111 Herculis

Observation data Epoch J2000 Equinox ICRS
- Constellation: Hercules
- Right ascension: 18^{h} 47^{m} 01.23431^{s}
- Declination: +21° 46′ 53.4578″
- Apparent magnitude (V): 4.34

Characteristics
- Evolutionary stage: main sequence
- Spectral type: A3Va+
- B−V color index: 0.148±0.003

Astrometry
- Radial velocity (R_{v}): −44.6±2.7 km/s
- Proper motion (μ): RA: +98.835 mas/yr Dec.: +115.120 mas/yr
- Parallax (π): 34.9987±0.1743 mas
- Distance: 93.2 ± 0.5 ly (28.6 ± 0.1 pc)
- Absolute magnitude (M_{V}): 2.04

Details
- Mass: 2.40 M_{☉}
- Radius: 1.6 R_{☉}
- Luminosity: 12.84 L_{☉}
- Surface gravity (log g): 4.35 cgs
- Temperature: 8,873±302 K
- Metallicity [Fe/H]: 0.33 dex
- Rotational velocity (v sin i): 71 km/s
- Age: 559 Myr
- Other designations: 111 Her, BD+18°3823, FK5 1491, HD 173880, HIP 92161, HR 7069, SAO 104093, WDS J18470+1811

Database references
- SIMBAD: data

= 111 Herculis =

Star in the constellation Hercules

111 Herculis is a suspected astrometric binary star system located 92 light years from the Sun in the northern constellation Hercules. It is visible to the naked eye as a faint, white-hued point of light with an apparent visual magnitude of 4.34. The system is moving nearer to the Earth with a heliocentric radial velocity of −45 km/s, and may come as close as 11.26 pc in 537,000 years.
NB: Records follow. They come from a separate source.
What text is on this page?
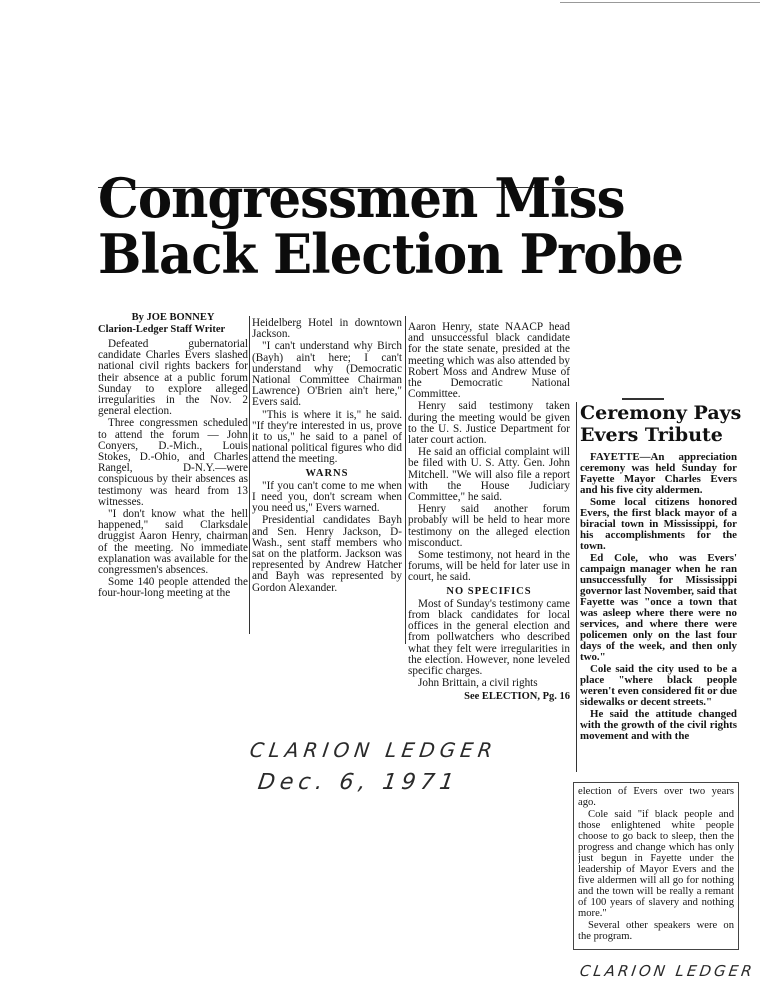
Congressmen Miss
Black Election Probe

By JOE BONNEY
Clarion-Ledger Staff Writer

Defeated gubernatorial candidate Charles Evers slashed national civil rights backers for their absence at a public forum Sunday to explore alleged irregularities in the Nov. 2 general election.

Three congressmen scheduled to attend the forum — John Conyers, D.-Mich., Louis Stokes, D.-Ohio, and Charles Rangel, D-N.Y.—were conspicuous by their absences as testimony was heard from 13 witnesses.

"I don't know what the hell happened," said Clarksdale druggist Aaron Henry, chairman of the meeting. No immediate explanation was available for the congressmen's absences.

Some 140 people attended the four-hour-long meeting at the

Heidelberg Hotel in downtown Jackson.

"I can't understand why Birch (Bayh) ain't here; I can't understand why (Democratic National Committee Chairman Lawrence) O'Brien ain't here," Evers said.

"This is where it is," he said. "If they're interested in us, prove it to us," he said to a panel of national political figures who did attend the meeting.

WARNS

"If you can't come to me when I need you, don't scream when you need us," Evers warned.

Presidential candidates Bayh and Sen. Henry Jackson, D-Wash., sent staff members who sat on the platform. Jackson was represented by Andrew Hatcher and Bayh was represented by Gordon Alexander.

Aaron Henry, state NAACP head and unsuccessful black candidate for the state senate, presided at the meeting which was also attended by Robert Moss and Andrew Muse of the Democratic National Committee.

Henry said testimony taken during the meeting would be given to the U. S. Justice Department for later court action.

He said an official complaint will be filed with U. S. Atty. Gen. John Mitchell. "We will also file a report with the House Judiciary Committee," he said.

Henry said another forum probably will be held to hear more testimony on the alleged election misconduct.

Some testimony, not heard in the forums, will be held for later use in court, he said.

NO SPECIFICS

Most of Sunday's testimony came from black candidates for local offices in the general election and from pollwatchers who described what they felt were irregularities in the election. However, none leveled specific charges.

John Brittain, a civil rights

See ELECTION, Pg. 16

CLARION LEDGER
Dec. 6, 1971
Ceremony Pays
Evers Tribute

FAYETTE—An appreciation ceremony was held Sunday for Fayette Mayor Charles Evers and his five city aldermen.

Some local citizens honored Evers, the first black mayor of a biracial town in Mississippi, for his accomplishments for the town.

Ed Cole, who was Evers' campaign manager when he ran unsuccessfully for Mississippi governor last November, said that Fayette was "once a town that was asleep where there were no services, and where there were policemen only on the last four days of the week, and then only two."

Cole said the city used to be a place "where black people weren't even considered fit or due sidewalks or decent streets."

He said the attitude changed with the growth of the civil rights movement and with the

election of Evers over two years ago.

Cole said "if black people and those enlightened white people choose to go back to sleep, then the progress and change which has only just begun in Fayette under the leadership of Mayor Evers and the five aldermen will all go for nothing and the town will be really a remant of 100 years of slavery and nothing more."

Several other speakers were on the program.

CLARION LEDGER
According to Garrison (1989), the visible component has a spectral classification if A3Va+, indicating an A-type main sequence star. Other authors have published classes of A5III, matching an A-type giant star, and A3IV, suggesting it is instead a subgiant star. Models of the star's evolution suggest that it is still on the main sequence.
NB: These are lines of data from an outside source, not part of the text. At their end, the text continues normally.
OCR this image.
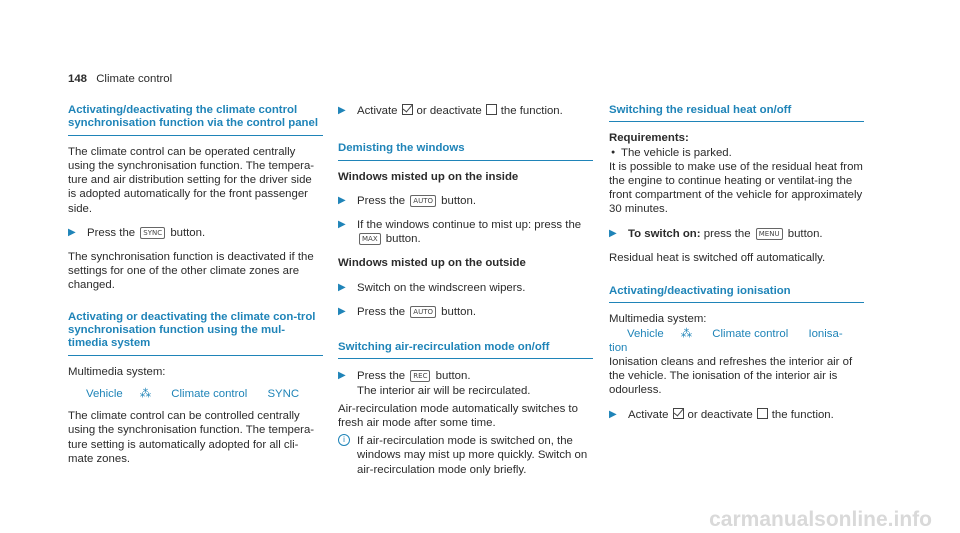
148 Climate control
Activating/deactivating the climate control synchronisation function via the control panel

The climate control can be operated centrally using the synchronisation function. The tempera-ture and air distribution setting for the driver side is adopted automatically for the front passenger side.

▶ Press the SYNC button.

The synchronisation function is deactivated if the settings for one of the other climate zones are changed.

Activating or deactivating the climate con-trol synchronisation function using the mul-timedia system

Multimedia system:

Vehicle ⁂ Climate control SYNC

The climate control can be controlled centrally using the synchronisation function. The tempera-ture setting is automatically adopted for all cli-mate zones.

▶ Activate or deactivate the function.
Demisting the windows

Windows misted up on the inside

▶ Press the AUTO button.
▶ If the windows continue to mist up: press the
MAX button.

Windows misted up on the outside

▶ Switch on the windscreen wipers.
▶ Press the AUTO button.
Switching air-recirculation mode on/off
▶ Press the REC button.
The interior air will be recirculated.

Air-recirculation mode automatically switches to fresh air mode after some time.

i	If air-recirculation mode is switched on, the windows may mist up more quickly. Switch on air-recirculation mode only briefly.
Switching the residual heat on/off

Requirements:

● The vehicle is parked.

It is possible to make use of the residual heat from the engine to continue heating or ventilat-ing the front compartment of the vehicle for approximately 30 minutes.

▶ To switch on: press the MENU button.

Residual heat is switched off automatically.

Activating/deactivating ionisation

Multimedia system:

Vehicle ⁂ Climate control Ionisa-

tion

Ionisation cleans and refreshes the interior air of the vehicle. The ionisation of the interior air is odourless.

▶ Activate or deactivate the function.
carmanualsonline.info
The interferometry-measured angular diameter of the primary component is 0.52±0.02 mas, which, at its estimated distance, equates to a physical radius of roughly 1.6 times the radius of the Sun. The star is estimated to be 559 million years old with 2.40 times the mass of the Sun and is spinning with a projected rotational velocity of 71 km/s. It is radiating 13 times the Sun's luminosity from its photosphere at an effective temperature of 8,873 K.